Map the Network Shares
Another element you should map is the network shares. They often contain extremely sensitive information for the company. Employees often use a network share to exchange documents.
You can find company secrets, personal information, precise data on company projects, and even user login credentials. This information will be very useful for the later phases of your attack plan.
Windows network shares use the SMB protocol for exchanging files. This service listens on port 445. So, to find network shares, you can scan port 445 on the machines you’ve already discovered. CrackMapExec is an open-source tool that allows you to interact with your targets in a number of ways, including using the SMB protocol.

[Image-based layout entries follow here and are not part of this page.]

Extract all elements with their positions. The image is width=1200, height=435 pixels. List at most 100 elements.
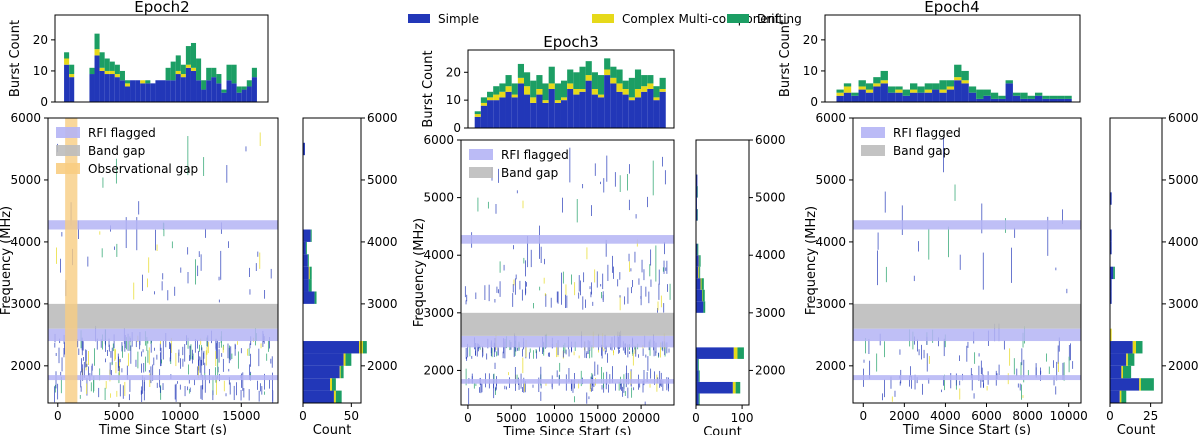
top-bar [104,70,110,75]
main-ytick-label: 2000 [10,359,41,373]
side-bar [696,278,701,290]
top-bar [548,66,555,84]
main-panel: 0 2000 4000 6000 8000 10000 2000 3000 4000 5000 60… [804,111,1088,435]
side-bar [1110,192,1112,205]
top-bar [968,92,977,102]
top-bar [517,63,525,78]
top-bar [902,89,910,96]
top-bar [155,80,161,102]
top-ytick-label: 10 [803,64,818,78]
side-bar [696,347,734,359]
top-bar [1042,95,1050,99]
side-bar [697,358,699,371]
side-bar [1126,353,1128,366]
legend-swatch-0 [408,14,430,23]
side-bar [696,243,698,256]
top-bar [524,94,531,128]
main-xtick-label: 5000 [104,409,135,423]
top-bar [536,94,543,128]
main-ytick-label: 3000 [10,297,41,311]
top-bar [573,94,580,128]
top-histogram: 0 10 20 Burst Count [421,49,675,135]
side-bar [307,254,309,267]
side-bar [696,186,698,198]
side-bar [1123,365,1132,379]
panel-title: Epoch4 [924,0,979,16]
side-xtick-label: 0 [692,411,700,425]
top-bar [554,83,561,101]
top-hist-frame [824,14,1081,103]
side-bar [1119,390,1122,403]
top-bar [236,92,242,102]
top-bar [536,75,543,89]
top-bar [185,67,191,102]
top-ytick-label: 20 [803,33,818,47]
side-ytick-label: 3000 [1168,297,1199,311]
top-bar [895,92,903,102]
rfi-band [853,375,1081,381]
top-bar [573,89,580,95]
side-xtick-label: 25 [1143,409,1158,423]
top-bar [998,98,1006,102]
main-ylabel: Frequency (MHz) [0,206,14,315]
top-bar [201,89,207,102]
side-histogram: 0 25 2000 3000 4000 5000 6000 Count [1106,111,1198,435]
top-bar [175,55,181,71]
main-ytick-label: 4000 [423,248,454,262]
side-bar [1110,241,1112,255]
main-ytick-label: 5000 [423,191,454,205]
top-bar [836,89,844,93]
top-bar [64,58,70,65]
top-bar [99,70,105,102]
main-frame [852,117,1082,404]
top-bar [851,95,859,102]
main-ytick-label: 2000 [423,363,454,377]
top-bar [231,64,237,84]
top-bar [579,66,586,89]
top-bar [124,83,131,87]
top-bar [610,66,617,78]
top-bar [634,97,642,128]
main-xtick-label: 4000 [930,409,961,423]
top-bar [530,97,537,103]
main-xlabel: Time Since Start (s) [902,423,1031,435]
side-xlabel: Count [1117,423,1156,435]
top-bar [493,86,500,95]
top-bar [140,80,146,84]
main-frame [460,139,675,406]
top-bar [487,97,494,101]
top-bar [99,67,105,71]
top-bar [1042,98,1050,102]
top-bar [976,98,984,102]
side-bar [1110,328,1112,342]
panel-legend-label: RFI flagged [893,126,961,140]
top-bar [1034,95,1043,102]
panel-epoch4: Epoch4 0 10 20 Burst Count 0 2000 4000 6000 8000 1… [778,0,1199,435]
top-bar [597,97,605,128]
top-bar [946,80,955,87]
top-bar [628,100,635,128]
top-bar [843,86,852,93]
top-bar [641,86,648,92]
top-bar [1034,92,1043,96]
top-bar [998,95,1006,99]
top-bar [843,83,852,87]
side-bar [303,291,315,304]
side-bar [696,370,699,382]
panel-legend-label: Band gap [88,144,145,158]
top-bar [567,69,574,84]
top-bar [858,80,866,87]
top-bar [851,92,859,96]
main-xtick-label: 2000 [889,409,920,423]
side-bar [698,370,700,382]
top-bar [94,33,100,50]
top-ytick-label: 0 [810,95,818,109]
top-bar [499,83,506,92]
top-bar [64,64,70,102]
top-bar [880,83,888,102]
top-bar [873,83,881,87]
top-bar [119,80,125,102]
side-bar [303,254,308,267]
top-bar [64,52,70,59]
side-bar [1136,341,1143,354]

It allows you to search for network shares. It can be used in the following way:
$ cme smb 10.10.10.0/24 -u pixis -p P4ssw0rd -d medic.ex --sharesThis returns a list of open network shares, and the “Permissions” column indicates whether you have read and/or write access to them.
Let’s Recap!
Domain information can be collected without any prior authentication.
The company’s key servers can be identified to gain a better control of the environment:
Domain controllers
DNS servers
Root certification authorities
Targeted servers may have useful entry or rebound points:
Print servers
SCCM servers
WSUS servers
SCOM servers
Mapping network shares allows you to search for sensitive or confidential information.
This initial information will give you clearer visibility of the machines in your environment and the potential points of entry. Now you can go a step further and discover the Active Directory environment.